|ZFIN ID: ZDB-PUB-161025-16|
Expression of Cataract-linked γ-crystallin Variants in Zebrafish Reveals a Proteostasis Network that Senses Protein Stability
Wu, S.Y., Zou, P., Fuller, A.W., Mishra, S., Wang, Z., Schey, K.L., Mchaourab, H.S.
|Source:||The Journal of biological chemistry 291(49): 25387-25397 (Journal)|
|Registered Authors:||Wu, Shu-Yu (Simon)|
|Keywords:||aggregation, cataract, chaperone, crystallin, lens, proteostasis, small heat shock protein (sHsp), zebrafish|
|PubMed:||27770023 Full text @ J. Biol. Chem.|
Wu, S.Y., Zou, P., Fuller, A.W., Mishra, S., Wang, Z., Schey, K.L., Mchaourab, H.S. (2016) Expression of Cataract-linked γ-crystallin Variants in Zebrafish Reveals a Proteostasis Network that Senses Protein Stability. The Journal of biological chemistry. 291(49):25387-25397.

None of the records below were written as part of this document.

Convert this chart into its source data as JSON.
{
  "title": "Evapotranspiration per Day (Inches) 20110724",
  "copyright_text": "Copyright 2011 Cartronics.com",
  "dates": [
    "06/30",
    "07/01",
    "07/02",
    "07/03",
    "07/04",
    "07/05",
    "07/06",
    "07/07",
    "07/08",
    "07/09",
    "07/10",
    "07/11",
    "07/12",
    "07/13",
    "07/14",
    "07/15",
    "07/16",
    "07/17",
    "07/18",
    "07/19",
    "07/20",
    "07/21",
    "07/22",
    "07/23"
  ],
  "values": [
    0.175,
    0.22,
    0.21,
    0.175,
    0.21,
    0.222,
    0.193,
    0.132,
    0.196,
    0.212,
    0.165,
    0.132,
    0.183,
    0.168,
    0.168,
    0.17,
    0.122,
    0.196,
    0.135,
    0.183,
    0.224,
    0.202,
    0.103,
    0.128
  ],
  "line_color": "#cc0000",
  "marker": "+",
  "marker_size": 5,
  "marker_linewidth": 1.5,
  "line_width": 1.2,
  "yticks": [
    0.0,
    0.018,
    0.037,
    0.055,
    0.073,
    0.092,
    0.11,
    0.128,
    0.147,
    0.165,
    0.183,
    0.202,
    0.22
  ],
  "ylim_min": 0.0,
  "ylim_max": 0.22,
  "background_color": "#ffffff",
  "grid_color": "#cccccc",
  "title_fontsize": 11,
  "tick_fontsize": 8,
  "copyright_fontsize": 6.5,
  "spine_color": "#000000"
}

ABSTRACTThe refractivity and transparency of the ocular lens is dependent on the stability and solubility of the crystallins in the fiber cells. A number of mutations of lens crystallins have been associated with dominant cataracts in humans and mice. Of particular interest were γB- and γD-crystallin mutants linked to dominant cataracts in mouse models. While thermodynamically destabilized and aggregation-prone, these mutants were found to have weak affinity to the resident chaperone α-crystallin in vitro To better understand the mechanism of the cataract phenotype, we transgenically expressed different γD-crystallin mutants in the zebrafish lens, and observed a range of lens defects that arise primarily from the aggregation of the mutant proteins. Unlike mouse models, a strong correlation was observed between the severity and penetrance of the phenotype and the level of destabilization of the mutant. We interpret this result to reflect the presence of a proteostasis network which can "sense" protein stability. In the more destabilized mutants, the capacity of this network is overwhelmed leading to the observed increase in phenotypic penetrance. Overexpression of αA-crystallin had no significant effects on the penetrance of lens defects suggesting that its chaperone capacity is not limiting. While consistent with the prevailing hypothesis that a chaperone network is required for lens transparency, our results suggest that αA-crystallin may not be efficient to inhibit aggregation of lens γ-crystallin. Our work further implicates additional inputs/factors are involved in this underlying proteostasis network and demonstrates the utility of zebrafish as a platform to delineate mechanisms of cataract.